La pénurie observée depuis quelques années se veut une conséquence directe du creux de vague enregistré de 2000 à 2007. Des mesures de rémunération, progressivement mises en place par le gouvernement du Québec entre 2006 et 2012, sont au moins venues corriger le tir, rendant le salaire un peu plus « compétitif » dans les établissements de santé.

Linda Vaillant, pharmacienne et directrice générale de l’APES

Sauf que le statut temporaire de ces mesures semble éternel. Elles ont notamment dû être renégociées à la fin de l’entente de travail en mars 2020. Puis une autre fois à la fin septembre, pour n’être finalement reconduites que jusqu’au 31 octobre. À chaque fois, l’APES doit convaincre le gouvernement de leurs bienfaits. Et ce, même si un rapport réalisé conjointement par les deux partis arrivait à la conclusion, à l’automne 2019, que ces mesures salariales étaient « pertinentes » et « utiles ».

Au Saguenay-Lac-Saint-Jean, elles peuvent représenter jusqu’à 30% du salaire d’un pharmacien en établissement. C’est donc près du tiers de la rémunération annuelle qui reste à la constante merci d’une future négociation.

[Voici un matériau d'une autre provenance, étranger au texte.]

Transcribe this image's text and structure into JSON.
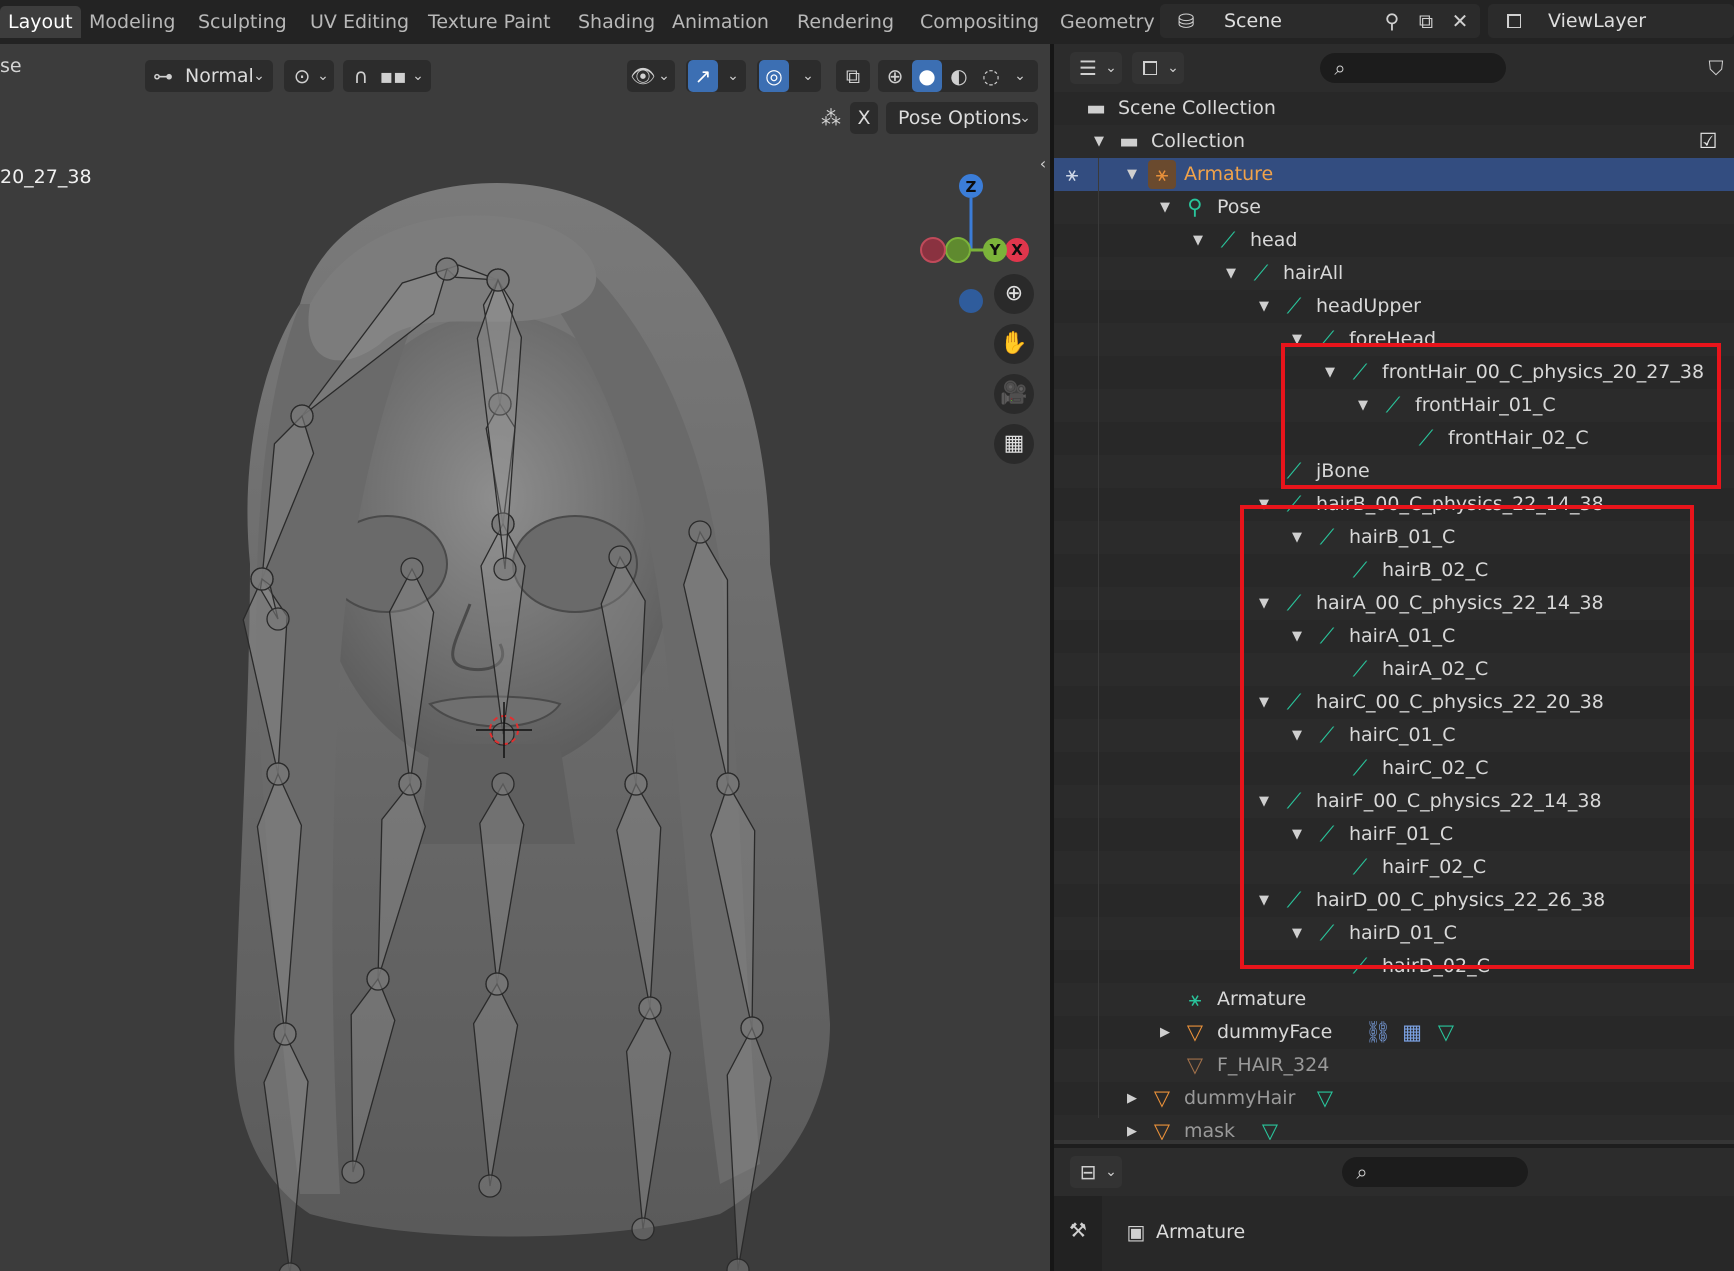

« C’est difficile d’attirer les jeunes. Qui va s’engager dans un emploi en se faisant dire que le tiers de son salaire est temporaire, et qu’on ne sait pas ce qui va arriver après l’échéance ? [...] Chaque fois qu’il y a des débats autour du renouvellement, on envoie un message négatif à la relève. En 2020, il y a des jeunes qui ont décidé de ne pas se diriger vers le programme de maîtrise parce que ça les a inquiétés. Ils ont pris conscience du caractère temporaire du salaire et se sont dit que ça ne les intéressait pas. »

Si l’APES « tire la sonnette d’alarme », c’est que la pénurie nuit à la couverture de soins pharmaceutiques dans les établissements publics comme les CHSLD et les hôpitaux. À travers le Québec, par exemple, ce sont la moitié des salles d’urgence qui n’ont pas de pharmacien. De ce manque de personnel découlent ensuite plusieurs problématiques, à commencer par l’augmentation des risques d’incidents et d’accidents médicamenteux, l’allongement de la durée moyenne des hospitalisations et des coûts supplémentaires pour le système de santé.

À l’aube d’une autre négociation avec le gouvernement du Québec pour le renouvellement de l’entente de travail, l’APES croit l’occasion « rêvée » pour régler le problème une fois pour toutes.

« On ne demande pas plus d’argent à l’État. On veut que cette rémunération-là soit stable. Qu’on puisse dire aux jeunes que c’est ça leur salaire. On espère que le gouvernement va être prêt à se mettre à la table et à régler ça avec nous », affirme Linda Vaillant.